露店を開くため、いつもの場所に赴くファル。
しかし、今日は先客が居た。

 ファル :「お、あぷりじゃないか。」
 あぷり :「あ、ファルスト様w」
 ファル :「はは、ついにあぷりに場所とられたか〜」
 あぷり :「いえ、本日はファルスト様に折り入ってお話がありまして。
      待っている間に、この場所で露店を開かせていただいておりました。」
 ファル :「俺に話?」
 あぷり :「はい。ですが、こちらではちょっと・・・
      少し裏手でお話してもよろしいでしょうか?」
 ファル :「あぁ、かまわないけど・・・」

そう言って露店をたたみ、路地の方へ入ってくあぷり。
ファルも後を追う。

 あぷり :「このあたりなら大丈夫そうですね・・・」
 ファル :「周りにに人の気配はないけど・・・誰かに聞かれたらマズいのか?」
 あぷり :「誰かに聞かれたら恥ずかしい、じゃないですか・・・」

少し俯き、顔を赤らめるあぷり。

 ファル :「で、話って・・・?」
 あぷり :「実は・・・ですね。」
 ファル :「ん?」
 あぷり :「わたくし、ファルスト様のことが・・・"好き"になってしまったようです・・・」
 ファル :「いや、まぁ・・・この時点でだいたい想像してたけど、
      イキナリそう言われても・・・」
 あぷり :「ファルスト様・・・わたくしでは、いけませんか・・・?」
 ファル :「いや・・・ダメ、じゃない・・・ケド・・・」
 あぷり :「けど・・・なんでしょうか? わたくしは本気でございます。」
 ファル :「本気なのも十分わかる・・・だけど・・・」
 あぷり :「だけど・・・?」
 ファル :「わ、悪いっ! ちょ、考えさせてくれ!!」

そう言って、その場から走って逃げてしまうファル。

 あぷり :「な・・・ちょっ! ファルスト様ぁ〜〜?」

みるみる遠ざかっていくファルの後姿を、あぷりはただ立ち尽くして見ているしかなかった。
その日を境に、ファルは「いつもの場所」に姿を見せなくなった。
代わりに毎日、日が沈むまでずっと露店を開き続ける女商人が一人。

 あぷり :「ファルスト様・・・今日もいらっしゃいませんね・・・」

あぷりは毎日、ファルの定位置で露店を開きながら想い人待つ。
走り去られたこと、ここに来ないこと・・・
想いが実らないことを覚悟しながら・・・

一方、走り去った張本人はというと・・・

 ファル :「はぁ・・・どうすっかなぁ・・・」

かなり困っている様子。

 ファル :「たしかにイヤじゃないし、他に好きなヤツもいない・・・
      けどなぁ・・・」
セラフィ:「ファル兄さん?」
 ファル :「!? セ・・・セラフィ?」
セラフィ:「はい?」
 ファル :「今の・・・聞こえてたか?」
セラフィ:「今の・・・?」
 ファル :「あぁ、聞こえてないならいいんだ。

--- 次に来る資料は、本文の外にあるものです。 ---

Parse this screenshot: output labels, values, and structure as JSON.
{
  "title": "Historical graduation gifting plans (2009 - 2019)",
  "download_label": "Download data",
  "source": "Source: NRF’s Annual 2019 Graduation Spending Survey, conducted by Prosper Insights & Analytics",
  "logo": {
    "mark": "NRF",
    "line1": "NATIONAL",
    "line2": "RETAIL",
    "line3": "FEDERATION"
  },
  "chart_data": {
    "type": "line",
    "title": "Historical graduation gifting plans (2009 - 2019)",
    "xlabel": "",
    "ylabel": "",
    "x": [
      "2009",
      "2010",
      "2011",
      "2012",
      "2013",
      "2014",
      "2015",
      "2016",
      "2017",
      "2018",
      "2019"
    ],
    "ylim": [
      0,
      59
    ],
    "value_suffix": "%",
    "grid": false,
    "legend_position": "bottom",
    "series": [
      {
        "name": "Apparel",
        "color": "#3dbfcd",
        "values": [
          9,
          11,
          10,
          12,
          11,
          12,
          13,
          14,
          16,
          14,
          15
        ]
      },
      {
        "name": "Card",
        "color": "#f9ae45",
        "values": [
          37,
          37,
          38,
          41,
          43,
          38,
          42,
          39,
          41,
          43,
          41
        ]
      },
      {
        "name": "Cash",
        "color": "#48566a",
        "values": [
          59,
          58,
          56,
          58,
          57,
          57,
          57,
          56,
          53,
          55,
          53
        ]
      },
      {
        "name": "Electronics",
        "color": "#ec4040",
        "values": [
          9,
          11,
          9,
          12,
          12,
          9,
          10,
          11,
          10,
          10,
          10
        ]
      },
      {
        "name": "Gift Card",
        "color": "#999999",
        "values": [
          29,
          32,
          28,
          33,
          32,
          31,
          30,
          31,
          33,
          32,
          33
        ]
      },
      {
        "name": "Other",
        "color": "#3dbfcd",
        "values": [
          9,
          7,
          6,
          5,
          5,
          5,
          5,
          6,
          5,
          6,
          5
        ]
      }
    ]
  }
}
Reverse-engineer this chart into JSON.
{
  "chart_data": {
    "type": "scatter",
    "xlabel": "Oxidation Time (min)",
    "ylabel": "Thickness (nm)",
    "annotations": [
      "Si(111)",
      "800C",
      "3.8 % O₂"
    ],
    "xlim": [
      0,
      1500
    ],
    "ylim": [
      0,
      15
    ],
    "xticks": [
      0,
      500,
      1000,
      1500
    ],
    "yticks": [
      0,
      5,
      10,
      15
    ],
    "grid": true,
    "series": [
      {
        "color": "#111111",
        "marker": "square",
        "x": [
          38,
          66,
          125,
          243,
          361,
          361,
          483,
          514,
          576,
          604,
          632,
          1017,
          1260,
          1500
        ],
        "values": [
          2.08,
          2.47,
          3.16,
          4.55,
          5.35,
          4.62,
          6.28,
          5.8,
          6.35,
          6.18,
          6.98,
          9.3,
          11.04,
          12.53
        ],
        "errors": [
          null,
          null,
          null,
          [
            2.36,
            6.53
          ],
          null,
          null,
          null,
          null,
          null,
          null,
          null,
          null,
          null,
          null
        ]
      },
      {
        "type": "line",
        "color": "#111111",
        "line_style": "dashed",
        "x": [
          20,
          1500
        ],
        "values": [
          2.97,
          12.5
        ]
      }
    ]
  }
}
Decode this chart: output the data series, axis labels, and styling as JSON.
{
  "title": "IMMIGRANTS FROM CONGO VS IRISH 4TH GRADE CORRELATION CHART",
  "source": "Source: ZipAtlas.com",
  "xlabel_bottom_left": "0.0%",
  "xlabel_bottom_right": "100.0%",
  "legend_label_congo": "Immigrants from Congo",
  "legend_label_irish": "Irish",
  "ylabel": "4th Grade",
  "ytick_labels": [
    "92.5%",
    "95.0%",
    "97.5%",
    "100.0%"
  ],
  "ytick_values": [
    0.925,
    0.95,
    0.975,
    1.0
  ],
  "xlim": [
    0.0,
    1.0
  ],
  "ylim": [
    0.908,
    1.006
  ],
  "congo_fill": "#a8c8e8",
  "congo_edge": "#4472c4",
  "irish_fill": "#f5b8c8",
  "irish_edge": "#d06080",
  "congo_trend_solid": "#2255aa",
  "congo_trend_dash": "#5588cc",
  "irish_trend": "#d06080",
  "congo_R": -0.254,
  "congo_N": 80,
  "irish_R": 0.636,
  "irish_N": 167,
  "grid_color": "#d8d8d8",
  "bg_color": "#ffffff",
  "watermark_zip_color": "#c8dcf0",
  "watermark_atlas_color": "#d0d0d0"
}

」
セラフィ:「なにか悩んでる様子でしたけど・・・
      私でよければ、相談に乗りましょうか?」
 ファル :「あ、いや・・・こればっかりは自分で解決しなきゃだしな。」
セラフィ:「そうですか・・・あまり根を詰めすぎないようにしてくださいね?」
 ファル :「ん、わかってるって。」
セラフィ:「では、そろそろ晩御飯ですから、早めに来てくださいねw」
 ファル :「あぁ・・わかった。」

セラフィが遠ざかったのを確認し、またつぶやき始める。

 ファル :「まさか・・・アイツがなぁ・・・」

こういったことに興味も経験もないファル。
戸惑いながらも、答えはまとまりかけていた。